In such a case the Bank would not lose its collateral; rather, its collateral would simply take a

different form. As we explained in Permian Petroleum Co., "if the purchaser is a [buyer in the

ordinary course of business], the inventory financier is protected to the extent that the security

interest continues in the new value as proceeds." 934 F.2d 649.

         Because the Bank possessed a perfected security interest in the RedMax products and did

not authorize their transfer from CISCO to KZA, we conclude that the Bank presented a valid claim

for conversion against KZA. Our conclusion is consistent with the Texas Business & Commerce

Code which establishes that a perfected secured creditor, like the Bank in the instant case, takes

priority over an unsecured seller. U.C.C. §§ 9.301 and 9.312. See e.g. Crocker National Bank v.

Ideco, 889 F.2d at 1453 (applying Texas law, finding bank's "right to the engines as holder of a

perfected interest was superior to [transferee's] claim as unpaid seller no longer in possession").

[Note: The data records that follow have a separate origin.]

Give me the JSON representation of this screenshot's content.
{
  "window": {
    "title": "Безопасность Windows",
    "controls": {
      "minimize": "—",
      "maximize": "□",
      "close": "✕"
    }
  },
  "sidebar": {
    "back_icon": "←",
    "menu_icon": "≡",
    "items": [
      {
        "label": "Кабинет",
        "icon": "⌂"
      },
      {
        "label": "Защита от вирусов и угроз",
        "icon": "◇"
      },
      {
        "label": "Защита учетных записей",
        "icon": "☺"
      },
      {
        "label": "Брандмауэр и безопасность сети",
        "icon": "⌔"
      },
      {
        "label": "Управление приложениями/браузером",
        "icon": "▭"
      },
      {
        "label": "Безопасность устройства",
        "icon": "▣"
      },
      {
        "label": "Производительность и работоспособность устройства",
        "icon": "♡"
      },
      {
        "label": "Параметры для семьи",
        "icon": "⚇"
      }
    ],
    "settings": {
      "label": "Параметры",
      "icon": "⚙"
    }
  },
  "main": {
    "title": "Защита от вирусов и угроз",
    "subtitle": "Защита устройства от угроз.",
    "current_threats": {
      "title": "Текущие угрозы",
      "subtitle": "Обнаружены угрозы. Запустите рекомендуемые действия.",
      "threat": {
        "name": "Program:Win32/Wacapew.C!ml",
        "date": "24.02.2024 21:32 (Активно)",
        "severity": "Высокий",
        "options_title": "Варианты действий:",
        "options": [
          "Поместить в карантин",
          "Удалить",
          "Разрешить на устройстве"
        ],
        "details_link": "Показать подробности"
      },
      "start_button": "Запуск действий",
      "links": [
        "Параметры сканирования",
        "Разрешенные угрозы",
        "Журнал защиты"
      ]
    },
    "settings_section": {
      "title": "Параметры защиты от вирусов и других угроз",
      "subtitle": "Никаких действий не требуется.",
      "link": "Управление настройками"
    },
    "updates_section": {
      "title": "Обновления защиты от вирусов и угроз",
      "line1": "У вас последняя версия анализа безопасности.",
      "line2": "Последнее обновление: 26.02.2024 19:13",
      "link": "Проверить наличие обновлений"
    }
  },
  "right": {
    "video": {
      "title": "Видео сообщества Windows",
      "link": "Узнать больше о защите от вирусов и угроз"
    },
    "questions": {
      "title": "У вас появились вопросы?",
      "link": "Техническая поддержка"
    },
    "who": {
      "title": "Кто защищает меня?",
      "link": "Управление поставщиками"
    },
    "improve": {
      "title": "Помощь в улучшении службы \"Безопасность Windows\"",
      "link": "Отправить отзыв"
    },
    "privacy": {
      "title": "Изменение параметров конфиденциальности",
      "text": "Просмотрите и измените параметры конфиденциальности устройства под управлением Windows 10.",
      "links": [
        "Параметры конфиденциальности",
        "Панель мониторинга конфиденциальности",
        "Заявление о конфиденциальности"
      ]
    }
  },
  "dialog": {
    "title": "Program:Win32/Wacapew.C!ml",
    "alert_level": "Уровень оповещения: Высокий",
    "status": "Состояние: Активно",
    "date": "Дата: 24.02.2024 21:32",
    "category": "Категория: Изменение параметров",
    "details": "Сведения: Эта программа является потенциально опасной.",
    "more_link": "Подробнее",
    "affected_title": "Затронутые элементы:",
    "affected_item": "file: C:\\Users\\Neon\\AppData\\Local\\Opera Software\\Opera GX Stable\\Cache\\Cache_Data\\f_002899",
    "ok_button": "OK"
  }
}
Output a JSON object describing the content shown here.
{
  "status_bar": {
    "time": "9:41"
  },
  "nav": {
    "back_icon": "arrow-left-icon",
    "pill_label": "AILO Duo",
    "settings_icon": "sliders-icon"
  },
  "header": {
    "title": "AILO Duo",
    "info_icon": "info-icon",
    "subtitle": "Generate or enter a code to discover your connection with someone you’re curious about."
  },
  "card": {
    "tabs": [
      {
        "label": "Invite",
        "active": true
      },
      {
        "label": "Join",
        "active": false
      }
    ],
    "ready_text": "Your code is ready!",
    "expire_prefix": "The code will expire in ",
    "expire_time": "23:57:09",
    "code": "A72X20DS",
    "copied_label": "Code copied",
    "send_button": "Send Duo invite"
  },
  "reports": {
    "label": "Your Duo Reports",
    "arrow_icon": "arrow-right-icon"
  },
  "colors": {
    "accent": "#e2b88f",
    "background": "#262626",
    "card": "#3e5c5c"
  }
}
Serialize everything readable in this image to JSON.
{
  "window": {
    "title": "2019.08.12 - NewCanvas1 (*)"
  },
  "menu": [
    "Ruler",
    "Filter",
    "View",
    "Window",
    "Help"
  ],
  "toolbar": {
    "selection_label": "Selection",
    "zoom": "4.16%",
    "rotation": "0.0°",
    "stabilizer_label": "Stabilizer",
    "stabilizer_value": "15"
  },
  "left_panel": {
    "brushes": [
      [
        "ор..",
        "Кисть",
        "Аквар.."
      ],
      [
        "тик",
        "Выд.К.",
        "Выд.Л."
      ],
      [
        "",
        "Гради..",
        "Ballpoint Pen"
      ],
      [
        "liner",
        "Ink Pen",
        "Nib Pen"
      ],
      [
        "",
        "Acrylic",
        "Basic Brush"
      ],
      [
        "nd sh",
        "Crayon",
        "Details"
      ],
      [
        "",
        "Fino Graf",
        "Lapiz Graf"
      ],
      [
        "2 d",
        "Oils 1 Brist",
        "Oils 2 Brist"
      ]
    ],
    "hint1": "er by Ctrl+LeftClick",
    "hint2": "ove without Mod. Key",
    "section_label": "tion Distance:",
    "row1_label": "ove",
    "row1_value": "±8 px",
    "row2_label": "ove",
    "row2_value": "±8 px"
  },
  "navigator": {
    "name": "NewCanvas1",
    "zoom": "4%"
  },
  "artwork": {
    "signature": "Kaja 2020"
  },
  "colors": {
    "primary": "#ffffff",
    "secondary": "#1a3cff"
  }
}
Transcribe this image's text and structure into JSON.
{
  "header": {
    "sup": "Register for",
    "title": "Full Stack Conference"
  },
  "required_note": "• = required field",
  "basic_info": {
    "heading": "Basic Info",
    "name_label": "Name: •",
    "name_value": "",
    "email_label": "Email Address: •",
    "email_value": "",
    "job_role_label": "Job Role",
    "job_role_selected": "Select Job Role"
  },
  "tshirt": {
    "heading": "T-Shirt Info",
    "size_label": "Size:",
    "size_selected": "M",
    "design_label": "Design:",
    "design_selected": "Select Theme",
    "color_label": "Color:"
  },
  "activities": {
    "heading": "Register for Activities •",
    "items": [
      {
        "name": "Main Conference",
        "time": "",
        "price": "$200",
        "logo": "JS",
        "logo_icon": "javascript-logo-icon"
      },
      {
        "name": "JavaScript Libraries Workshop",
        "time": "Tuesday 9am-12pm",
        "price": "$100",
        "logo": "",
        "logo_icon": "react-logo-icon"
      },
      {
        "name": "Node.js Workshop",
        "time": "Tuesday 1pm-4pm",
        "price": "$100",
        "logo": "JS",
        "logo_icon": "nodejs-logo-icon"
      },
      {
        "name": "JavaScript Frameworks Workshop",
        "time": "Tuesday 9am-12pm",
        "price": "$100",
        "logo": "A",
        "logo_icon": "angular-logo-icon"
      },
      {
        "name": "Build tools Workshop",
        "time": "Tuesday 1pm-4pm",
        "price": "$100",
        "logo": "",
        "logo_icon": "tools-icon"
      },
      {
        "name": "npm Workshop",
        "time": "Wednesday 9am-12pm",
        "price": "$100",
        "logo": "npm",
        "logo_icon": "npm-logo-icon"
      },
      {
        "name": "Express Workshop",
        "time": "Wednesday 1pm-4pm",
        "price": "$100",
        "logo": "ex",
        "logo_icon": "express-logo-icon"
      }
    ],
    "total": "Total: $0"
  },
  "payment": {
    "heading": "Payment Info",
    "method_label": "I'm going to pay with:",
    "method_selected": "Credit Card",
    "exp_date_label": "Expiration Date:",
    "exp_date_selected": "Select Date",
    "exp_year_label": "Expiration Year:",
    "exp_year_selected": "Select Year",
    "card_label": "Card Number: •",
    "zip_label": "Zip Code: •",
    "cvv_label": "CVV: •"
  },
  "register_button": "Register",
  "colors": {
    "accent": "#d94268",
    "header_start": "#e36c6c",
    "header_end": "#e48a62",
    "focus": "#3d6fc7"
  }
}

                                           CONCLUSION

        We conclude that the Bank presented a valid claim for conversion against KZA and is entitled

to recover conversion damages. "Conversion damages are the value of the converted property on

the date of conversion plus prejudgment interest." Permian Petroleum Co., 934 F.2d at 651. The

district court noted in passing that "the value of the property here is hotly disputed, and cannot be

measured at this stage of the proceedings." We remand the determination of the conversion damages

to the district court.

        For the foregoing reasons the judgment of the district court is REVERSED, and the case is

REMANDED for a determination of damages consistent with this opinion.